Protection remains at the core of the humanitarian response in Libya. In addition to specific protection activities and services, a Centrality of Protection approach aims to ensure protection is integral across all interventions, ensuring a response that seeks to reduce protection risks while addressing needs. For internally displaced persons, work has begun on developing a strategy on IDP durable solutions, as part of the Centrality of Protection Framework to accelerate the voluntary, safe, and sustainable return of displaced communities, or their local integration, in collaboration with the Ministry of State of Displaced Affairs and Human Rights. For refugees, asylum seekers and migrants, improvements in the overall humanitarian situation did not result in significant changes as the number of persons held in arbitrary detention, either having been returned from attempts to cross the sea to Europe or subject to targeted security operations, increased significantly throughout the year, from 1,100 in January to nearly 6,000 in August to more than 10,000 during the October security crackdown and standing at 5,738 at the end of November. Human rights violations and abuses, and crimes including sexual and gender-based violence, torture, extortion, forced labor and exploitation, and forced evictions against the migrant and refugee population are widespread in Libya, representing substantial risks to the migrant and refugee population, particularly for women and girls.
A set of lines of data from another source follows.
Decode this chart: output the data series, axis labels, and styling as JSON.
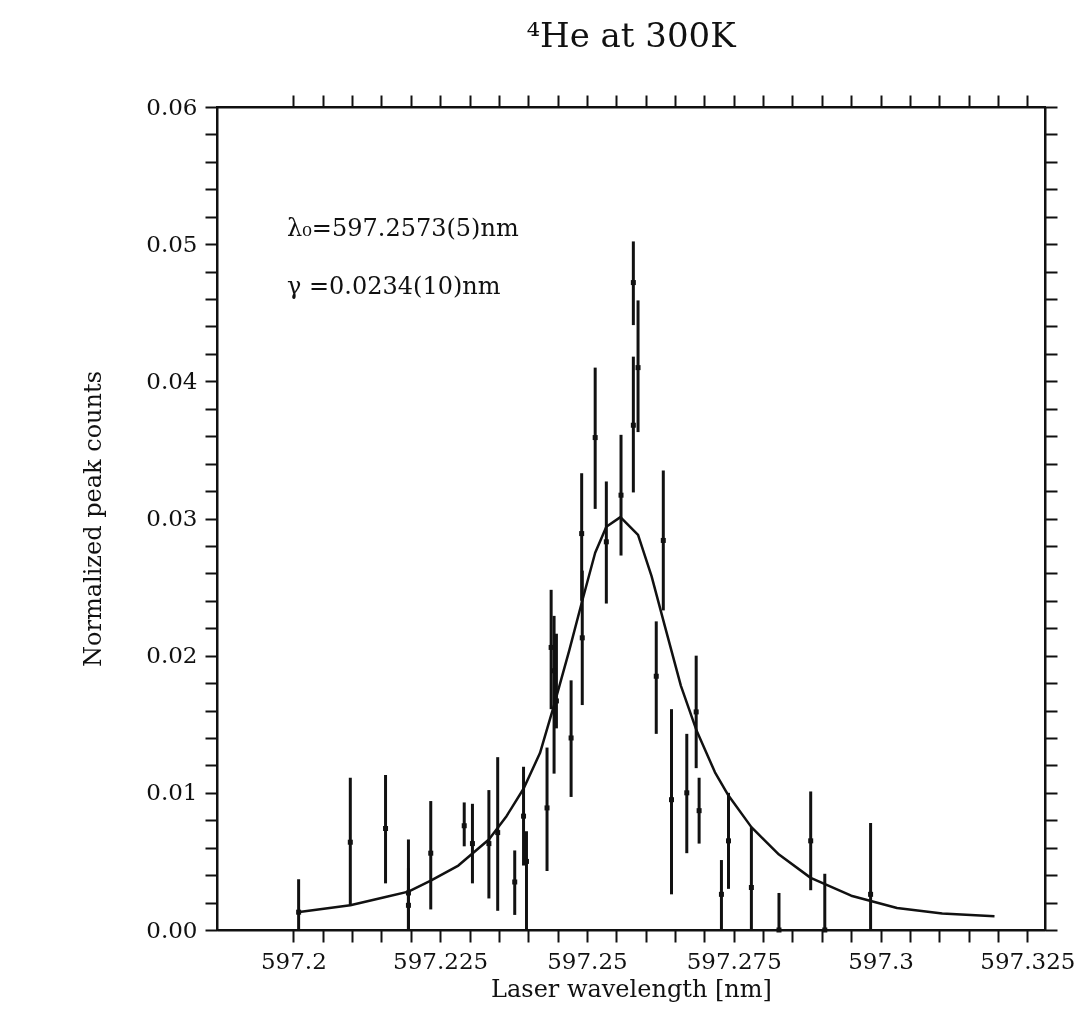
{
  "chart_data": {
    "type": "scatter",
    "title": "⁴He at 300K",
    "xlabel": "Laser wavelength [nm]",
    "ylabel": "Normalized peak counts",
    "annotations": [
      "λ₀=597.2573(5)nm",
      "γ =0.0234(10)nm"
    ],
    "xlim": [
      597.187,
      597.328
    ],
    "xticks": [
      597.2,
      {
        "value": 597.205,
        "label": null
      },
      {
        "value": 597.21,
        "label": null
      },
      {
        "value": 597.215,
        "label": null
      },
      {
        "value": 597.22,
        "label": null
      },
      597.225,
      {
        "value": 597.23,
        "label": null
      },
      {
        "value": 597.235,
        "label": null
      },
      {
        "value": 597.24,
        "label": null
      },
      {
        "value": 597.245,
        "label": null
      },
      597.25,
      {
        "value": 597.255,
        "label": null
      },
      {
        "value": 597.26,
        "label": null
      },
      {
        "value": 597.265,
        "label": null
      },
      {
        "value": 597.27,
        "label": null
      },
      597.275,
      {
        "value": 597.28,
        "label": null
      },
      {
        "value": 597.285,
        "label": null
      },
      {
        "value": 597.29,
        "label": null
      },
      {
        "value": 597.295,
        "label": null
      },
      597.3,
      {
        "value": 597.305,
        "label": null
      },
      {
        "value": 597.31,
        "label": null
      },
      {
        "value": 597.315,
        "label": null
      },
      {
        "value": 597.32,
        "label": null
      },
      597.325
    ],
    "ylim": [
      0,
      0.06
    ],
    "yticks": [
      {
        "value": 0,
        "label": "0.00"
      },
      {
        "value": 0.002,
        "label": null
      },
      {
        "value": 0.004,
        "label": null
      },
      {
        "value": 0.006,
        "label": null
      },
      {
        "value": 0.008,
        "label": null
      },
      {
        "value": 0.01,
        "label": "0.01"
      },
      {
        "value": 0.012,
        "label": null
      },
      {
        "value": 0.014,
        "label": null
      },
      {
        "value": 0.016,
        "label": null
      },
      {
        "value": 0.018,
        "label": null
      },
      {
        "value": 0.02,
        "label": "0.02"
      },
      {
        "value": 0.022,
        "label": null
      },
      {
        "value": 0.024,
        "label": null
      },
      {
        "value": 0.026,
        "label": null
      },
      {
        "value": 0.028,
        "label": null
      },
      {
        "value": 0.03,
        "label": "0.03"
      },
      {
        "value": 0.032,
        "label": null
      },
      {
        "value": 0.034,
        "label": null
      },
      {
        "value": 0.036,
        "label": null
      },
      {
        "value": 0.038,
        "label": null
      },
      {
        "value": 0.04,
        "label": "0.04"
      },
      {
        "value": 0.042,
        "label": null
      },
      {
        "value": 0.044,
        "label": null
      },
      {
        "value": 0.046,
        "label": null
      },
      {
        "value": 0.048,
        "label": null
      },
      {
        "value": 0.05,
        "label": "0.05"
      },
      {
        "value": 0.052,
        "label": null
      },
      {
        "value": 0.054,
        "label": null
      },
      {
        "value": 0.056,
        "label": null
      },
      {
        "value": 0.058,
        "label": null
      },
      {
        "value": 0.06,
        "label": "0.06"
      }
    ],
    "grid": false,
    "series": [
      {
        "type": "scatter",
        "color": "#111111",
        "marker": "square",
        "x": [
          597.2009,
          597.2097,
          597.2157,
          597.2196,
          597.2196,
          597.2234,
          597.2291,
          597.2305,
          597.2333,
          597.2348,
          597.2377,
          597.2392,
          597.2397,
          597.2432,
          597.2439,
          597.2444,
          597.2448,
          597.2473,
          597.2492,
          597.2491,
          597.2514,
          597.2533,
          597.2558,
          597.2579,
          597.2579,
          597.2587,
          597.263,
          597.2618,
          597.2644,
          597.267,
          597.2686,
          597.2691,
          597.2729,
          597.2741,
          597.278,
          597.2827,
          597.2881,
          597.2905,
          597.2983
        ],
        "values": [
          0.0013,
          0.0064,
          0.0074,
          0.0027,
          0.0018,
          0.0056,
          0.0076,
          0.0063,
          0.0063,
          0.0071,
          0.0035,
          0.0083,
          0.005,
          0.0089,
          0.0206,
          0.0189,
          0.0167,
          0.014,
          0.0213,
          0.0289,
          0.0359,
          0.0283,
          0.0317,
          0.0472,
          0.0368,
          0.041,
          0.0284,
          0.0185,
          0.0095,
          0.01,
          0.0159,
          0.0087,
          0.0026,
          0.0065,
          0.0031,
          0,
          0.0065,
          0,
          0.0026
        ],
        "errors": [
          [
            0,
            0.0037
          ],
          [
            0.0018,
            0.0111
          ],
          [
            0.0034,
            0.0113
          ],
          [
            0,
            0.0066
          ],
          [
            0,
            0.0045
          ],
          [
            0.0015,
            0.0094
          ],
          [
            0.0061,
            0.0093
          ],
          [
            0.0034,
            0.0092
          ],
          [
            0.0023,
            0.0102
          ],
          [
            0.0014,
            0.0126
          ],
          [
            0.0011,
            0.0058
          ],
          [
            0.0047,
            0.0119
          ],
          [
            0,
            0.0072
          ],
          [
            0.0043,
            0.0133
          ],
          [
            0.0161,
            0.0248
          ],
          [
            0.0114,
            0.0229
          ],
          [
            0.0147,
            0.0216
          ],
          [
            0.0097,
            0.0182
          ],
          [
            0.0164,
            0.0262
          ],
          [
            0.024,
            0.0333
          ],
          [
            0.0307,
            0.041
          ],
          [
            0.0238,
            0.0327
          ],
          [
            0.0273,
            0.0361
          ],
          [
            0.0441,
            0.0502
          ],
          [
            0.0319,
            0.0418
          ],
          [
            0.0363,
            0.0459
          ],
          [
            0.0233,
            0.0335
          ],
          [
            0.0143,
            0.0225
          ],
          [
            0.0026,
            0.0161
          ],
          [
            0.0056,
            0.0143
          ],
          [
            0.0118,
            0.02
          ],
          [
            0.0063,
            0.0111
          ],
          [
            0,
            0.0051
          ],
          [
            0.003,
            0.01
          ],
          [
            0,
            0.0075
          ],
          [
            0,
            0.0027
          ],
          [
            0.0029,
            0.0101
          ],
          [
            0,
            0.0041
          ],
          [
            0,
            0.0078
          ]
        ]
      },
      {
        "type": "line",
        "color": "#111111",
        "marker": "none",
        "line_style": "solid",
        "x": [
          597.2007,
          597.2097,
          597.2157,
          597.2196,
          597.2234,
          597.2281,
          597.2333,
          597.2363,
          597.2392,
          597.242,
          597.2444,
          597.247,
          597.2492,
          597.2514,
          597.2533,
          597.2557,
          597.2587,
          597.261,
          597.2633,
          597.266,
          597.2687,
          597.2718,
          597.2741,
          597.278,
          597.2827,
          597.2881,
          597.295,
          597.3028,
          597.3105,
          597.3194
        ],
        "values": [
          0.0013,
          0.0018,
          0.0024,
          0.0028,
          0.0036,
          0.0047,
          0.0066,
          0.0083,
          0.0103,
          0.0129,
          0.0164,
          0.0204,
          0.024,
          0.0275,
          0.0294,
          0.0301,
          0.0288,
          0.0258,
          0.0221,
          0.0178,
          0.0145,
          0.0115,
          0.0098,
          0.0075,
          0.0055,
          0.0038,
          0.0025,
          0.0016,
          0.0012,
          0.001
        ]
      }
    ]
  }
}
Capacity-building for national counterparts is a commonly agreed priority for all sectors and will be a key component of activities, as partners move forward with facilitating recovery and development processes, while ensuring that the underlying drivers for needs decrease. Similarly, focus on improved evidence-based planning and response through better data collection and analysis will continue. Coordination at all levels will be targeted to support services, such as logistics, and ensuring a more people-centered and accountable response through support to the inter-agency Common Feedback Mechanism (CFM).
Response modalities will include in-kind assistance and service support, as well as conditional and unconditional cash assistance. Multi-sector response approaches, such as the Rapid Response Mechanism (RRM), will strengthen intersectoral complementarity and maintain the flexibility and speed in humanitarian response required in Libya’s operating environment. Response approaches are also built around key thematic areas of intervention or geographical locations of people in need, such as health and education facilities, area of displacement and detention centers.